Though overclocked, the XFX Radeon HD 4890 XXX graphics card has the same thermal design envelope as a non-overclocked GPU — 190 Watts — and consumes 60W when idle. The maximum power consumption is comparatively high for a single GPU graphics card, so a minimum power supply of 550W is recommended. A CrossFire configuration with two of these graphics card will require a significantly beefier power supply. The graphics card uses two 6-pin power connectors.

XFX has the same cooling shroud and fan as the ATI Radeon HD 4890 reference board and, due to the higher GPU clock speed, produces slightly more heat. When idle, it runs at 56 degrees Celsius; under duress, it peaks at 68 degrees. The reference board maintained a temperature range of 34 -51 degrees. Provided you have adequate ventilation, the XFX Radeon HD 4890 XXX remains well within the GPU's temperature limits.

At 241mm long, the XFX Radeon HD 4890 XXX is significantly shorter than a standard graphics card (such as the Manli GTX295), and will easily fit into ATX cases. It has a single S-Video output and two DVI ports with HDCP compliance and audio passthrough.

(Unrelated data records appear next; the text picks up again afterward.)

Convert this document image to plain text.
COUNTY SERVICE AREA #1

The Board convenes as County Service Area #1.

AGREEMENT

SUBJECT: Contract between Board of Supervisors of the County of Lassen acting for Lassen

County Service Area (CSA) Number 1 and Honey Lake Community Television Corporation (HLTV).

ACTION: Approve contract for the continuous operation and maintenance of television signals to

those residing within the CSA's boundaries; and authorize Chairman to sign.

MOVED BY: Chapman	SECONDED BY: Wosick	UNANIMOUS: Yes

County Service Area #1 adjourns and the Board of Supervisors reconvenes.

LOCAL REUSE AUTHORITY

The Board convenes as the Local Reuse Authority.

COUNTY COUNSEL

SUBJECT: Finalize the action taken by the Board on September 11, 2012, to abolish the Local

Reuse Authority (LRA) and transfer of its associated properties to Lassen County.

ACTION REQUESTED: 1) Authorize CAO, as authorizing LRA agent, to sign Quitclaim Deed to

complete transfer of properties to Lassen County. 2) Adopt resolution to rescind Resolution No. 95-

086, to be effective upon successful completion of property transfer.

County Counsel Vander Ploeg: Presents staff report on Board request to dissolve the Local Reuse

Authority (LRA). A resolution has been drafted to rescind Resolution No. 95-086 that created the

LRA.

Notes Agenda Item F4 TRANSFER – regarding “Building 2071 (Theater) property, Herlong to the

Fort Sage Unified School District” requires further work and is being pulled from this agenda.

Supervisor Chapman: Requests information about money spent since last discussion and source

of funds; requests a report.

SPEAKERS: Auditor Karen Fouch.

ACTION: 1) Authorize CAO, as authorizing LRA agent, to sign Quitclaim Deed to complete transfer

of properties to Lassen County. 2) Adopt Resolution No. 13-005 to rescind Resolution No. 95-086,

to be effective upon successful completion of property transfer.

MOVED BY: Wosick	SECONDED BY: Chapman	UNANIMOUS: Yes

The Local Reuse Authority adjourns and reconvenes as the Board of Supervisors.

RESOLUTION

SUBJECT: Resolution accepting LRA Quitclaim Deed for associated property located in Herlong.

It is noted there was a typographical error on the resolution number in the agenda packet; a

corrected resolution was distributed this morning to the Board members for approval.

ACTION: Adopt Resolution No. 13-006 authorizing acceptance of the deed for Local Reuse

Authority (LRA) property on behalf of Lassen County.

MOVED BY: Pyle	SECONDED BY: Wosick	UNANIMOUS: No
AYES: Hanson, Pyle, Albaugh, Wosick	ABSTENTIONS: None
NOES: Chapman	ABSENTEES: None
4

The XFX Radeon HD 4890 XXX proved to be a capable overclocker in our tests. Using ATI's Overdrive utility, we boosted the graphics card's clock speeds to 1GHz for the GPU and 1100MHz for the memory. These settings provided a small but noticeable boost in Crysis: Warhead; it ran at 37.88 frames per second compared to 35.35fps at standard speeds.

Overall, the XFX Radeon HD 4890 XXX performed well, but didn't provide a significant performance boost in our benchmarks, which we conducted on a Windows Vista 64-bit machine with an Intel Core i7 965 processor, 6GB of DDR3 RAM and a Western Digital VelociRaptor (WD3000GLFS) hard drive, in an Antec Skeleton case.

The XFX Radeon HD 4890 XXX was inferior to the ATI Radeon HD 4890 reference board in Futuremark's 3DMark06, scoring 10,482 points compared to the reference board's 10,509. In 3DMark Vantage, the difference was negligible at X4721 for the XFX compared to X4718 for the reference board.

In real-world gaming benchmarks, the factory-overclocked XFX graphics card performed on par with or provided only slight improvements on the reference board. In Half Life 2: Episode Two the XFX Radeon HD 4890 XXX managed 133fps compared to the reference board's 131.42fps. In Call of Juarez, both cards recorded 60.3fps, and in the DirectX 10 version of Lost Planet they both managed 34.4fps. In Far Cry 2, the XFX and the reference card both scored 48fps, while in Crysis: Warhead, the XFX video card edged slightly ahead with 35.35fps compared to the reference card's 35.1fps. The differences are negligible, and show that despite being factory-overclocked, the XFX graphics card is not much faster than the ATI Radeon HD 4890 reference board.

Though the XFX Radeon HD 4890 XXX does take some effort out of the overclocking process, it provides little benefit in the real world. Overclocking an ATI Radeon HD 4890 has proved easy enough that factory-overclocked cards like this aren't really worth the extra cost.